O Departamento de Justiça dos EUA rejeitou os avisos de quatro grandes organizações de aplicação da lei, argumentando que a Lei CLARITY não enfraqueceria as investigações criminais e que as alegações sobre lacunas na fiscalização são factualmente incorretas.
De acordo com a Blockchain Association, um porta-voz do Departamento de Justiça respondeu em 24 de junho às preocupações levantadas pela National District Attorneys Association, National Association of Assistant U.S. Attorneys, International Association of Chiefs of Police e National Sheriffs’ Association. O porta-voz disse que uma carta recente desses grupos “contém imprecisões factuais e caracteriza erroneamente a política da Administração.”
A disputa surge à medida que os legisladores se aproximam da finalização da Lei CLARITY, um projeto de lei sobre a estrutura do mercado de ativos digitais que os negociadores do Senado estão a preparar para divulgar para um período de revisão final antes de procurar a consideração no plenário ainda em julho.
Numa carta de 23 de junho, as quatro organizações de aplicação da lei instaram a Casa Branca a reconsiderar partes da legislação, incluindo a Seção 604. Os grupos argumentaram que certas isenções poderiam criar pontos cegos regulatórios que atores criminosos sofisticados poderiam explorar.
De acordo com a carta, exceções amplas poderiam reduzir a supervisão e a responsabilização de alguns participantes na indústria de ativos digitais. As organizações também alertaram que a disposição poderia interferir nas estruturas de fiscalização atualmente usadas por investigadores e procuradores.
Ao levantar essas preocupações, os grupos afirmaram que não se opunham ao desenvolvimento de software ou à inovação tecnológica.

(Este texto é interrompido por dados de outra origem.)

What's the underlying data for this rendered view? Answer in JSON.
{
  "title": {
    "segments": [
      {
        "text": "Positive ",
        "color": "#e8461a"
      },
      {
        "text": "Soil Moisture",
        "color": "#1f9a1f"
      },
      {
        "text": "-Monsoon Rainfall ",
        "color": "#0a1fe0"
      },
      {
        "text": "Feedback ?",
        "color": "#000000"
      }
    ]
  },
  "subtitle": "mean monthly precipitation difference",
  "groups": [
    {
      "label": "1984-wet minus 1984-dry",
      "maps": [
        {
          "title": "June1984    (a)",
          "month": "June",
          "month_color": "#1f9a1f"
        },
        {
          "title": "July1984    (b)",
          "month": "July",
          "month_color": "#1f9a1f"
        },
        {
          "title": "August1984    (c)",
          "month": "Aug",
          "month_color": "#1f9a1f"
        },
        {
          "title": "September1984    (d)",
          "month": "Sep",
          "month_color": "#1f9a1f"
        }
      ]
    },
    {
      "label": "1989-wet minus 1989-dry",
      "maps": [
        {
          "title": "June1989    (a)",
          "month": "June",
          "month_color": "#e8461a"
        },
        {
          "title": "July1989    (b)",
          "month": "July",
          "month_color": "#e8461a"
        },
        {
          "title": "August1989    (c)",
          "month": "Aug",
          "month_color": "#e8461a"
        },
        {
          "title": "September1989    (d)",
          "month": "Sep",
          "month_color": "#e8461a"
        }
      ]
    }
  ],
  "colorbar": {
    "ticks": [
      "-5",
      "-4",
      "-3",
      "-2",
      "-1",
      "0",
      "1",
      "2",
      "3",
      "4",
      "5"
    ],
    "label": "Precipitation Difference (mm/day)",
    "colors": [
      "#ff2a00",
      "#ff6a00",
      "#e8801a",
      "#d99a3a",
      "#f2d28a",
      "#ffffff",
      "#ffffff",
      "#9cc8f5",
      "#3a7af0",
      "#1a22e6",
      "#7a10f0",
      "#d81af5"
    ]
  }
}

Em vez disso, disseram que as suas objeções centravam-se em proteções que poderiam blindar entidades que funcionam como intermediários do escrutínio regulatório. A carta também questionou as disposições ligadas à Blockchain Regulatory Certainty Act.
Contrariando esses argumentos, o porta-voz do Departamento de Justiça disse que a legislação não limitaria os procuradores ou investigadores federais. O porta-voz afirmou que o acesso da aplicação da lei a informações relevantes permaneceria inalterado sob a proposta.

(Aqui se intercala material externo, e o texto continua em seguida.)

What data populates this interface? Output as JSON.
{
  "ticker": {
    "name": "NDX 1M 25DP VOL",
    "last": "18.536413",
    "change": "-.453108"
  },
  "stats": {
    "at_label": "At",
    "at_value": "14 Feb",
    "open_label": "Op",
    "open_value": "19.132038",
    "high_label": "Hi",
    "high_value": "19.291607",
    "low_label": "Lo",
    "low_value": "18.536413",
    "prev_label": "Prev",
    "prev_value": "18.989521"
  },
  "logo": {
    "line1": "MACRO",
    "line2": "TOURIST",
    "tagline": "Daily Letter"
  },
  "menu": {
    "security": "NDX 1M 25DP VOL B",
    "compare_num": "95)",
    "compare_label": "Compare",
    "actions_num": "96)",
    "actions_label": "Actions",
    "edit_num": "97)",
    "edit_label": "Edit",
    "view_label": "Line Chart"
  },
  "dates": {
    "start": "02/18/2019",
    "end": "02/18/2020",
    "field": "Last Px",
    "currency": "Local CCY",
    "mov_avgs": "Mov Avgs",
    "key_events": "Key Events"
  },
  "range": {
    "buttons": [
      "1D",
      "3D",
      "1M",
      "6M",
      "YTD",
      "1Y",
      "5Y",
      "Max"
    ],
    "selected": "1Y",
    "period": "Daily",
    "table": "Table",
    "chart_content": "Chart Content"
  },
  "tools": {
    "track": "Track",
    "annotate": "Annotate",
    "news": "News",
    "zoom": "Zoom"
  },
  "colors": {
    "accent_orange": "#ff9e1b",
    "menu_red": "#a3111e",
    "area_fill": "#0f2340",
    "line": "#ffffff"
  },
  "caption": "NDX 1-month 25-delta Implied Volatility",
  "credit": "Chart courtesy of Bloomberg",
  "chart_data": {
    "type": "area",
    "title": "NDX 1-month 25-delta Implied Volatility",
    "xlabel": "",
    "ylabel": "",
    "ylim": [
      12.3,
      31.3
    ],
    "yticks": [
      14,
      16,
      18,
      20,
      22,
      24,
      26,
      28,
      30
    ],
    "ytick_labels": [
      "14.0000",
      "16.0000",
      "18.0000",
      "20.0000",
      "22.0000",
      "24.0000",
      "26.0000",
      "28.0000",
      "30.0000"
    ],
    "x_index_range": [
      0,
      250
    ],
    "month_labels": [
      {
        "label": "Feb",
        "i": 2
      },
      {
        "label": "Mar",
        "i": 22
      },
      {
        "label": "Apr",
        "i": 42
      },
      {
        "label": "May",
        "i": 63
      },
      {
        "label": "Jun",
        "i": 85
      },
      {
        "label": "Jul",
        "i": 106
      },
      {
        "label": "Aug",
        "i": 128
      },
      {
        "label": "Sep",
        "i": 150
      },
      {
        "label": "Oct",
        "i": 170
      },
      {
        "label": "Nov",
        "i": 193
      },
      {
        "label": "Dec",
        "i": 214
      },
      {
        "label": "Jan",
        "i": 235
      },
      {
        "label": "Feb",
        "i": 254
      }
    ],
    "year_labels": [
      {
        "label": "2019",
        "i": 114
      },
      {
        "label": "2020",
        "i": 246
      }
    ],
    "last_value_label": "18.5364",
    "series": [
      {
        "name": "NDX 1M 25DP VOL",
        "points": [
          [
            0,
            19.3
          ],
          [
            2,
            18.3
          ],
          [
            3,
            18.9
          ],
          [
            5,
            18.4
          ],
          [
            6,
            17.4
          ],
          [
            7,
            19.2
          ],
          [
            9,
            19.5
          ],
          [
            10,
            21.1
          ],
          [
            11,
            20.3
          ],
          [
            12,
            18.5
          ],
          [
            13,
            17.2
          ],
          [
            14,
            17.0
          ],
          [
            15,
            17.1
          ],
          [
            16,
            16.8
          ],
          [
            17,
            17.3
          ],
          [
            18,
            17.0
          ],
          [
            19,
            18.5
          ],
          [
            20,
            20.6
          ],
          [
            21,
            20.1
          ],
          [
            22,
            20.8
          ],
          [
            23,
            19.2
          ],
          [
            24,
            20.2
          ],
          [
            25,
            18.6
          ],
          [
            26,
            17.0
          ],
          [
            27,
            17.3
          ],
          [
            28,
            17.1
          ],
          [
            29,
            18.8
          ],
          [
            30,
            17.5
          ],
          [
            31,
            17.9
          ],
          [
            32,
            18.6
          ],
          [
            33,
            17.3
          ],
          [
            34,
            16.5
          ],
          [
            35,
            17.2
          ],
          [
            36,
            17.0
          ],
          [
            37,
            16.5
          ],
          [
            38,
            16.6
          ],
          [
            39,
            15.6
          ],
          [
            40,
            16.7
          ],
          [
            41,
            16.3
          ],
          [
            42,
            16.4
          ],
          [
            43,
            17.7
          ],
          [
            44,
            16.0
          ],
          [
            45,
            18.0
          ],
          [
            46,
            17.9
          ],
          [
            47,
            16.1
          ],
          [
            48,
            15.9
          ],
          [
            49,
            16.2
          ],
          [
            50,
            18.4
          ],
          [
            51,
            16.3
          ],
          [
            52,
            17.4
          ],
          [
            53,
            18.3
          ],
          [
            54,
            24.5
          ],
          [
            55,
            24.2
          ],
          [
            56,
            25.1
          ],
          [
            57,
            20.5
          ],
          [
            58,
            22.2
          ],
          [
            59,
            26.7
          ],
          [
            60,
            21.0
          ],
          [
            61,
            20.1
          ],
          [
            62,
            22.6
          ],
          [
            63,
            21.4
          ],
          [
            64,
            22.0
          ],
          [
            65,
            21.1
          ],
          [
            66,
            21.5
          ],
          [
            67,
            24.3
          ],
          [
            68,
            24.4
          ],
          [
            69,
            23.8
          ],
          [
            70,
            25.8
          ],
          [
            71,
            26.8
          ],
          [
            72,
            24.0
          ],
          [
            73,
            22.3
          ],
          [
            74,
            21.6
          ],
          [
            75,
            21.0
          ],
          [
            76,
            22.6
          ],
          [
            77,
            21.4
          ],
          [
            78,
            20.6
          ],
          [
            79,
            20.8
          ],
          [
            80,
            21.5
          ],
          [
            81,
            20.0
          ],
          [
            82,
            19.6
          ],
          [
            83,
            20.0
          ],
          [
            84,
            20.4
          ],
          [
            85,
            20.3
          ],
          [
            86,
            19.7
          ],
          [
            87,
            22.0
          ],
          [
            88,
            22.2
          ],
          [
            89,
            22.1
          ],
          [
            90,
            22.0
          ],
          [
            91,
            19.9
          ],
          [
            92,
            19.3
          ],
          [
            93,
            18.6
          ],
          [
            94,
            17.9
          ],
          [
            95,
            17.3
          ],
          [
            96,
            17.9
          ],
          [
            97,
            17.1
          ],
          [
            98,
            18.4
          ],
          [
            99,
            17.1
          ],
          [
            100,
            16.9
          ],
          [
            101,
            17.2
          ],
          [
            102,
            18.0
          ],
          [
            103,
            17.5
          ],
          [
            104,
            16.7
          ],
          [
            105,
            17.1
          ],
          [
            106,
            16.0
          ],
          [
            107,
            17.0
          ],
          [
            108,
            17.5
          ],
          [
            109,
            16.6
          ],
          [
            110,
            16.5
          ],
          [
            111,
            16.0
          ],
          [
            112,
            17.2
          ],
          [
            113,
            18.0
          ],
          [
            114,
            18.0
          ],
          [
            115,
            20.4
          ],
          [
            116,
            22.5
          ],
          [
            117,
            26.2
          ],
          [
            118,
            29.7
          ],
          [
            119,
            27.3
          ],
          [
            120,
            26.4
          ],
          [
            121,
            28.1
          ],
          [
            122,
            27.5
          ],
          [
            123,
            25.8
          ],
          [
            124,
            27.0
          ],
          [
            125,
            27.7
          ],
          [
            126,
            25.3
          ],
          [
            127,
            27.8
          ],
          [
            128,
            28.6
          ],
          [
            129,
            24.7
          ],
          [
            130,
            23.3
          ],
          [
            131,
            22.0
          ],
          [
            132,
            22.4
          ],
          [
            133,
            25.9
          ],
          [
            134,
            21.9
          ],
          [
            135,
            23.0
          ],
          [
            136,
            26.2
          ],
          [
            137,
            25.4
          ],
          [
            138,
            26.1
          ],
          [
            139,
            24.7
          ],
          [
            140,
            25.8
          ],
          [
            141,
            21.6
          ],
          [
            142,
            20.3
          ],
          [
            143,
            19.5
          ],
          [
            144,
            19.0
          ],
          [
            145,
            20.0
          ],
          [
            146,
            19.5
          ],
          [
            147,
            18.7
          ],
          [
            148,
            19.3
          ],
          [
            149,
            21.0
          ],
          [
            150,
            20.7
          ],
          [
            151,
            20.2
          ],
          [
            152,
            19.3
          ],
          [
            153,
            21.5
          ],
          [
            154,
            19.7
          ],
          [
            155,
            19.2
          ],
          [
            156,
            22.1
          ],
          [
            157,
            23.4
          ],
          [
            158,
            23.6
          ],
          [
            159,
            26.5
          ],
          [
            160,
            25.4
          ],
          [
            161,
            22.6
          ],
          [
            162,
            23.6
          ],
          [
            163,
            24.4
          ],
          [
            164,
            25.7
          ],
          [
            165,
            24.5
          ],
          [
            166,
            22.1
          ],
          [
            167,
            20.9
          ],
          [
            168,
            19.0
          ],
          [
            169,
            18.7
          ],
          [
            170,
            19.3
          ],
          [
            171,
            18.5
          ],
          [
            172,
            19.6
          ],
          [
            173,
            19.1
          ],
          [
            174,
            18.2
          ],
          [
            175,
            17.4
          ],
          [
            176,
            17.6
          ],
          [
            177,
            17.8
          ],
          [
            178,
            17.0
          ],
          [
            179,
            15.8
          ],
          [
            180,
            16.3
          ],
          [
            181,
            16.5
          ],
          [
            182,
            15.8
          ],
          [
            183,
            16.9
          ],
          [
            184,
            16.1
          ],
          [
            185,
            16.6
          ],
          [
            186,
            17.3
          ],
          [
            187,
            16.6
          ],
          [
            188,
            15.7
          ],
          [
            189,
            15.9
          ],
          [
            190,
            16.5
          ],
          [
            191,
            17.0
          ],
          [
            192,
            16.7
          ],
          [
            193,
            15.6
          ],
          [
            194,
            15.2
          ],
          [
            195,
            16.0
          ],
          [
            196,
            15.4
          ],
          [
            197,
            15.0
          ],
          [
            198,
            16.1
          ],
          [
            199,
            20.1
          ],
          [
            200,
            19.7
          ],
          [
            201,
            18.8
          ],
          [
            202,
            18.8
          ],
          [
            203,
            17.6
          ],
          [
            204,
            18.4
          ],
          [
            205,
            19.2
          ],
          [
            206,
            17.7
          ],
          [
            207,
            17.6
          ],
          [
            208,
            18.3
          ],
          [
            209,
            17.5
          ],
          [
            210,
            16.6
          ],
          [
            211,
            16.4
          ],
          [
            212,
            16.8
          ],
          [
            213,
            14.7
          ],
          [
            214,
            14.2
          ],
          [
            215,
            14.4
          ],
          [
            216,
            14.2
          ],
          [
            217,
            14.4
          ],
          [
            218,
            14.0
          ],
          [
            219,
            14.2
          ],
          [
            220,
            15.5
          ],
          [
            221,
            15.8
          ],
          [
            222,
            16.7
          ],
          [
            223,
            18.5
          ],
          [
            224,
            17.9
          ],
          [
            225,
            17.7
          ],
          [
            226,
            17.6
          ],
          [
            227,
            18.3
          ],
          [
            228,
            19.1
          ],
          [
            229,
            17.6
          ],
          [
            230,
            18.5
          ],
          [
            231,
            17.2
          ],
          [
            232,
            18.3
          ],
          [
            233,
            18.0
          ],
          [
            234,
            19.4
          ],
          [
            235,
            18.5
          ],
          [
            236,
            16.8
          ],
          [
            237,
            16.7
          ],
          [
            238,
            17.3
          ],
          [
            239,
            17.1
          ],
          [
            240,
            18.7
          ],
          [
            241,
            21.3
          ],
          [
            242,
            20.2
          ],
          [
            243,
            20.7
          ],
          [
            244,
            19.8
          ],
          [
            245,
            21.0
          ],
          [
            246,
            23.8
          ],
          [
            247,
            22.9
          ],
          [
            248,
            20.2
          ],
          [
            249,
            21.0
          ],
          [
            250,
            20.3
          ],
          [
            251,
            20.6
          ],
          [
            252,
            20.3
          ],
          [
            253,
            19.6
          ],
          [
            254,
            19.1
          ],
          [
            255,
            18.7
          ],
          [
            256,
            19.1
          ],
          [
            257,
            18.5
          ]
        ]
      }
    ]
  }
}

O Departamento de Justiça acrescentou que o projeto de lei não restringiria a sua capacidade de investigar ou processar condutas criminosas envolvendo ativos digitais, incluindo tráfico de drogas, contrabando de pessoas e financiamento do terrorismo.
À medida que as críticas dos grupos de aplicação da lei chamam a atenção para o projeto de lei, as negociações no Senado entraram no que os legisladores descrevem como a fase final de redação.
A Senadora Cynthia Lummis disse que os negociadores planeiam publicar o texto atualizado da Lei CLARITY em 4 de julho, após meses de discussões envolvendo legisladores, participantes da indústria e representantes bancários. De acordo com Lummis, a divulgação permitirá uma última ronda de feedback antes que os líderes do Senado procurem a ação no plenário ainda em julho.
Lummis afirmou que as negociações estão em andamento desde o último Dia do Trabalho e exigiram milhares de horas de trabalho tanto na Lei CLARITY quanto na Lei GENIUS. Ela acrescentou que os legisladores dedicaram um tempo considerável para abordar as preocupações levantadas durante o processo de redação, incluindo objeções de partes do setor bancário.
Ao mesmo tempo, o debate sobre a política federal de ativos digitais continua em outras partes de Washington. O Presidente Donald Trump adiou recentemente a assinatura da Lei ROAD to Housing do Século XXI, apesar da medida ter sido aprovada no Congresso com 358 votos na Câmara e 85 votos no Senado.
Embora focada principalmente na política habitacional, o projeto de lei contém linguagem que proibiria a Reserva Federal de criar ou emitir uma moeda digital de banco central até 2030.
Trump disse que esperaria que o Congresso avançasse com a Lei SAVE AMERICA, enquanto o Secretário do Tesouro Scott Bessent afirmou separadamente que uma CBDC dos EUA está “fora de questão” sob a atual administração e encorajou os legisladores a continuarem a avançar com a legislação de ativos digitais, incluindo a Lei CLARITY.